Ungrammatical as it is, the phrase clearly gets the idea across that it’s a matter of “class” to dance with whoever “brung you” to the dance.  Not cool to come with one guy and then go off and spend all your time with somebody else.

These songs and the original singers made significant impacts on me over the years, so this collection is a sort of double tribute, both to the singers and to the writers.

I wanted to reach back into my own history for my earliest musical influences, and of course, the list got pretty long really quickly. Doing songs made famous by others is a dangerous game, since it’s as likely you’ll come off poorly by comparison as not.

Great songs stand the test of time though, and some really ought to be re-made now and again. We’ve deliberately tried to put our own touch on these, in some cases, a decidedly more country flavor than the popular original, something that might actually be more true to the original writer’s vision.

Here we’re having a bit of fun with some, but all of these have had a personal impact for me, and while they come from different genres we’re putting a country spin on them.

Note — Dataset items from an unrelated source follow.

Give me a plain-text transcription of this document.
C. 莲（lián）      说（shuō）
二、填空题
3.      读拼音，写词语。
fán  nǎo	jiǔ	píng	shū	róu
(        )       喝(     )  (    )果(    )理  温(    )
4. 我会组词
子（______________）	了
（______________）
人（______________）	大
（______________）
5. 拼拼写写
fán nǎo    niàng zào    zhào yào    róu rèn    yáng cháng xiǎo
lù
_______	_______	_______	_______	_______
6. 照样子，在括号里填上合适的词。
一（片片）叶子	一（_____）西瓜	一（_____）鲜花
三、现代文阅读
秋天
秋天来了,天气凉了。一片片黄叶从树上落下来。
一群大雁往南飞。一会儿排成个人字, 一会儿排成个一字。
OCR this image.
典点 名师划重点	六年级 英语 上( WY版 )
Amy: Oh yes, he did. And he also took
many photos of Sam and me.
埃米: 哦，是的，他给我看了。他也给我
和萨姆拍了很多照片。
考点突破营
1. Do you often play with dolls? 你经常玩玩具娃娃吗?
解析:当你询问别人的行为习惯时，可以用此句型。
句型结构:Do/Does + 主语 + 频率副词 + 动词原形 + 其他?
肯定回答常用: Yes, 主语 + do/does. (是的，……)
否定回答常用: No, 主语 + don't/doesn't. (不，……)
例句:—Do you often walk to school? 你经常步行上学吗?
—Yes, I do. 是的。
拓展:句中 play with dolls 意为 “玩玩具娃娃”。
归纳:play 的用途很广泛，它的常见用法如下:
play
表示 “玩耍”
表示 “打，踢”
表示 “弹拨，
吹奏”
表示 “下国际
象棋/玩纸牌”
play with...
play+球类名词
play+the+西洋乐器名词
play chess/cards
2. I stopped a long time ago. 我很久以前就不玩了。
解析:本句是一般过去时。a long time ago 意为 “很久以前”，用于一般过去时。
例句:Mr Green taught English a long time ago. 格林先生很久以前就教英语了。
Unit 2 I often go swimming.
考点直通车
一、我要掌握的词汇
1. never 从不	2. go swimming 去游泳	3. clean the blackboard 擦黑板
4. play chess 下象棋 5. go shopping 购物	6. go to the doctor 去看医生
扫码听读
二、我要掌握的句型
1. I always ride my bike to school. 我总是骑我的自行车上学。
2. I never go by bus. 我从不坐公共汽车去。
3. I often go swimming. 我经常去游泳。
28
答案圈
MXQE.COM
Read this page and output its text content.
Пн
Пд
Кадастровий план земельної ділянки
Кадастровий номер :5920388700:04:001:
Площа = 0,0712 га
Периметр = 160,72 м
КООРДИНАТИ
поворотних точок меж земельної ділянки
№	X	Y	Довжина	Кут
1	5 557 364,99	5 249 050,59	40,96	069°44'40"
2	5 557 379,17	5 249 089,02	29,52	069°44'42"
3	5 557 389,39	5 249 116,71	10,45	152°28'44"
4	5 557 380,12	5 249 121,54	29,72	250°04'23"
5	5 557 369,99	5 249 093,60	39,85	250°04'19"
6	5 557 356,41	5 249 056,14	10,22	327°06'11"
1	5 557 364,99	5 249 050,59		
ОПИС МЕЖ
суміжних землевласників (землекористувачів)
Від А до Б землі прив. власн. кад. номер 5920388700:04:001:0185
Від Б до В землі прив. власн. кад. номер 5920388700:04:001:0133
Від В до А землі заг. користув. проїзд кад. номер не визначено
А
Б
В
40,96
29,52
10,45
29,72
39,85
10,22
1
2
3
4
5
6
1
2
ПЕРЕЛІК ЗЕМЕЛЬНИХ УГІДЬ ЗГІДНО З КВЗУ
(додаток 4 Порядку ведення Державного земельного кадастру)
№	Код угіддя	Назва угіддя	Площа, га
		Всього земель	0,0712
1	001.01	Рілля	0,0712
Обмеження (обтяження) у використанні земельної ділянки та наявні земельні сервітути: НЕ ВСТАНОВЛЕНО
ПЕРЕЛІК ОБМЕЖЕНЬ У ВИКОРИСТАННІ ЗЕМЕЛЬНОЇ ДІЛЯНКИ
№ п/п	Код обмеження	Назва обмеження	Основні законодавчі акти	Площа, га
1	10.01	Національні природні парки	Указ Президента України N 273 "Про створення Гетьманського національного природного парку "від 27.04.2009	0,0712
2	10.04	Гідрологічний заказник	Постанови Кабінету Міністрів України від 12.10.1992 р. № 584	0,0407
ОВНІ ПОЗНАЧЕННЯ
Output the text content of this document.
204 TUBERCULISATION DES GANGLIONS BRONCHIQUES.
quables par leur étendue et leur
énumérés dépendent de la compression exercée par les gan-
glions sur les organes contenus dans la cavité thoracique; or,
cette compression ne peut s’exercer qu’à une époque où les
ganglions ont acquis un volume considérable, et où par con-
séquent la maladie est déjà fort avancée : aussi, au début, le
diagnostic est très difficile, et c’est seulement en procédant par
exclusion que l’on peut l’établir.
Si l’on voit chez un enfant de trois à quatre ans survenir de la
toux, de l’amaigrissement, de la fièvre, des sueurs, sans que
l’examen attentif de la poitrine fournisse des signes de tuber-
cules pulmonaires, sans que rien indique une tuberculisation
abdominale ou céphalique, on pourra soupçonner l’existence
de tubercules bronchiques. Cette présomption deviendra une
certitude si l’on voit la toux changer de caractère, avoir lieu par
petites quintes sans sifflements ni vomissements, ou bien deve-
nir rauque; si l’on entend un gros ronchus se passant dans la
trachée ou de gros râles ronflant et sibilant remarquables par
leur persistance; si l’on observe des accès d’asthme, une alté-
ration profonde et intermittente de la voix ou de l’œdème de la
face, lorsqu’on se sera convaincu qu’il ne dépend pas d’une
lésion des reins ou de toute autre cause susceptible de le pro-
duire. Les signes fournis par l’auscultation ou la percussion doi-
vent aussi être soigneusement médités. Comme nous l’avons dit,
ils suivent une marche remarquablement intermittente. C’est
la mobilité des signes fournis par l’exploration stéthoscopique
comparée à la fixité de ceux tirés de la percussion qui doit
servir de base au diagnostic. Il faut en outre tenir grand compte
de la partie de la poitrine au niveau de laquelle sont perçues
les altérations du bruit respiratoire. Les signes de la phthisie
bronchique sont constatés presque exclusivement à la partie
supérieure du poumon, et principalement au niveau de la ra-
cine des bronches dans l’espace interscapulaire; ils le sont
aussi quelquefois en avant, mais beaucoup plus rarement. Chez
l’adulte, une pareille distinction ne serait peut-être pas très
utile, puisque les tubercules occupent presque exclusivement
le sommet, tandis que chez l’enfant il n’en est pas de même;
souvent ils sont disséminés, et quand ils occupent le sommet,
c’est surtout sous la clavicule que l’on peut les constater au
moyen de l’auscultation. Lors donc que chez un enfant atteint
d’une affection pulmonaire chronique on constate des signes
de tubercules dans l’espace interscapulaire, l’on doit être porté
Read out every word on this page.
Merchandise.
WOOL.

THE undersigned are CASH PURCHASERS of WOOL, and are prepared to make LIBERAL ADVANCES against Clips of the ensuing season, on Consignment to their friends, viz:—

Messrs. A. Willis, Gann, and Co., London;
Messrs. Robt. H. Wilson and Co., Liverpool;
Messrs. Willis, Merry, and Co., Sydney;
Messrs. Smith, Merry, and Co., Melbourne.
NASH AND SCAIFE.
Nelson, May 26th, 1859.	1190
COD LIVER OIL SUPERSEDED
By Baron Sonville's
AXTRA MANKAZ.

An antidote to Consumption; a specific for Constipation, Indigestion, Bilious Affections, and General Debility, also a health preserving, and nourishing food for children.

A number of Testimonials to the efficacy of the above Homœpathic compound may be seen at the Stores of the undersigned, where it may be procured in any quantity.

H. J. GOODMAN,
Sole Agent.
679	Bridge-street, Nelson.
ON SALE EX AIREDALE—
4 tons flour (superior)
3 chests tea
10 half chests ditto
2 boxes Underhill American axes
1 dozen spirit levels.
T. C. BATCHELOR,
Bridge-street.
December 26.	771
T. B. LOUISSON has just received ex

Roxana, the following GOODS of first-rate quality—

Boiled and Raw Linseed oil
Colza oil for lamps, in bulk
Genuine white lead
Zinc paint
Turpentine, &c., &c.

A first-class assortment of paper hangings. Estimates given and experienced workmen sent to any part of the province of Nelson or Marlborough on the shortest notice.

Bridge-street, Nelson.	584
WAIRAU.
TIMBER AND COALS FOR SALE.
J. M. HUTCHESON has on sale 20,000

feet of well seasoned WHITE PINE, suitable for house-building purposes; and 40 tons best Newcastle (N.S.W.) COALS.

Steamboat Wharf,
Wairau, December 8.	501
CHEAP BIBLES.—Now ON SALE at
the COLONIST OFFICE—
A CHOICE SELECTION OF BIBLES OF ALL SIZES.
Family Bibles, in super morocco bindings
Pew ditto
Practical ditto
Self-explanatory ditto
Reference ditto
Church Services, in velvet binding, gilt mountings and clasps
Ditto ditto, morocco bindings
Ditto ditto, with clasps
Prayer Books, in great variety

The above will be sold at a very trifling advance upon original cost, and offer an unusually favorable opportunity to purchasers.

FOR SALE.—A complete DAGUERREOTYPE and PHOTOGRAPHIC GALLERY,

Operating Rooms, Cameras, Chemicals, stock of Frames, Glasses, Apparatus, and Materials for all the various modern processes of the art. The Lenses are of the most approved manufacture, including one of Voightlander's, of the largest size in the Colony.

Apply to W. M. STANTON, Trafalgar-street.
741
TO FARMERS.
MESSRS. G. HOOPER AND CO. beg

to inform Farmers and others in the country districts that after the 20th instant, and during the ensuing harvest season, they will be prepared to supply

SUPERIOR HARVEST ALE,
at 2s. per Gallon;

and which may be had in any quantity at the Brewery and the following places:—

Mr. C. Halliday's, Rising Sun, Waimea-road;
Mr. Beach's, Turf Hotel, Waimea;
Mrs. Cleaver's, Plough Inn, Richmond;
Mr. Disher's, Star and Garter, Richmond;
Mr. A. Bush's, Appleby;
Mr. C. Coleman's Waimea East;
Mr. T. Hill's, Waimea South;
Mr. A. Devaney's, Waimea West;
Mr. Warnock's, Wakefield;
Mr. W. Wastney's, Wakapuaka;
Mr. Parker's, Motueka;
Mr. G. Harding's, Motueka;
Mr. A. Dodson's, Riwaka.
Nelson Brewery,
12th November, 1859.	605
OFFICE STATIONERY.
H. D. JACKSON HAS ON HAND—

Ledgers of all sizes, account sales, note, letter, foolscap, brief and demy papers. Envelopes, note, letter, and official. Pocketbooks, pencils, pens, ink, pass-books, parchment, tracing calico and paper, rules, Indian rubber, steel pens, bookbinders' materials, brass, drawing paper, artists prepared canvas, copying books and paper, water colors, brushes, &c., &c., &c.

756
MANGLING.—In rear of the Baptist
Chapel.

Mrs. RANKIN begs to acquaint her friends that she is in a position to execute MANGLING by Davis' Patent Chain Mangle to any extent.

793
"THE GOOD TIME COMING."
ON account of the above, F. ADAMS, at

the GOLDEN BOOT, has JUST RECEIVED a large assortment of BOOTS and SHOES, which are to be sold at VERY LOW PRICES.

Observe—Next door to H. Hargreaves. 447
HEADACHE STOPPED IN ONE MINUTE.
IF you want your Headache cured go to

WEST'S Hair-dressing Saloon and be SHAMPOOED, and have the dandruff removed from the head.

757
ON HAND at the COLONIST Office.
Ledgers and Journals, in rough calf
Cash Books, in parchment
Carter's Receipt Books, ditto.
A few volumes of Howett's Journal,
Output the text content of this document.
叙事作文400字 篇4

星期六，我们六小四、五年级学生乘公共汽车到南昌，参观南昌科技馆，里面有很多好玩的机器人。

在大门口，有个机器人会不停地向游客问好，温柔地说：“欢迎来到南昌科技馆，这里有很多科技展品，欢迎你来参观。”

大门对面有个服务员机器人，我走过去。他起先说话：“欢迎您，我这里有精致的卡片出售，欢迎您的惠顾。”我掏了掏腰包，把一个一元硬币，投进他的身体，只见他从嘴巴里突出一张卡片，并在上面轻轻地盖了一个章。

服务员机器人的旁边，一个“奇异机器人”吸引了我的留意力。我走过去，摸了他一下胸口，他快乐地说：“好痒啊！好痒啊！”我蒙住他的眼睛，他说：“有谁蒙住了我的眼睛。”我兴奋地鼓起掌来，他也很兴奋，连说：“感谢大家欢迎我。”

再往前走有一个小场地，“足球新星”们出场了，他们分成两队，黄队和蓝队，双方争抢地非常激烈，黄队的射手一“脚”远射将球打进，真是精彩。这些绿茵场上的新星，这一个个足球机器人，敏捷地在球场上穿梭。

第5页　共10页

Notably, there’s a mix of purely country, some rock and roll, some that move between. The common thread is also found in the R&B kind of blues, a mournfulness over love gone wrong, what might have been, or even what might be, yet to come. Sometimes the “system” is the villain, and the poor and downtrodden are speaking their piece, and keeping their spirits up with the music.  The old spirituals are certainly in this vein, and so is 16 Tons.

The first song I can remember singing in the mid-50s (and I’m not deliberately ignoring all the gospel music I was exposed to, just can’t recall any in particular) was in “Sugar in the Morning” (Sugartime, McGuire Sisters), but I just couldn’t do that one. Too sweet I guess.

Next to Tom Dooley, but Steve Earle just put out an interesting version, so we’ll let that one age a bit more.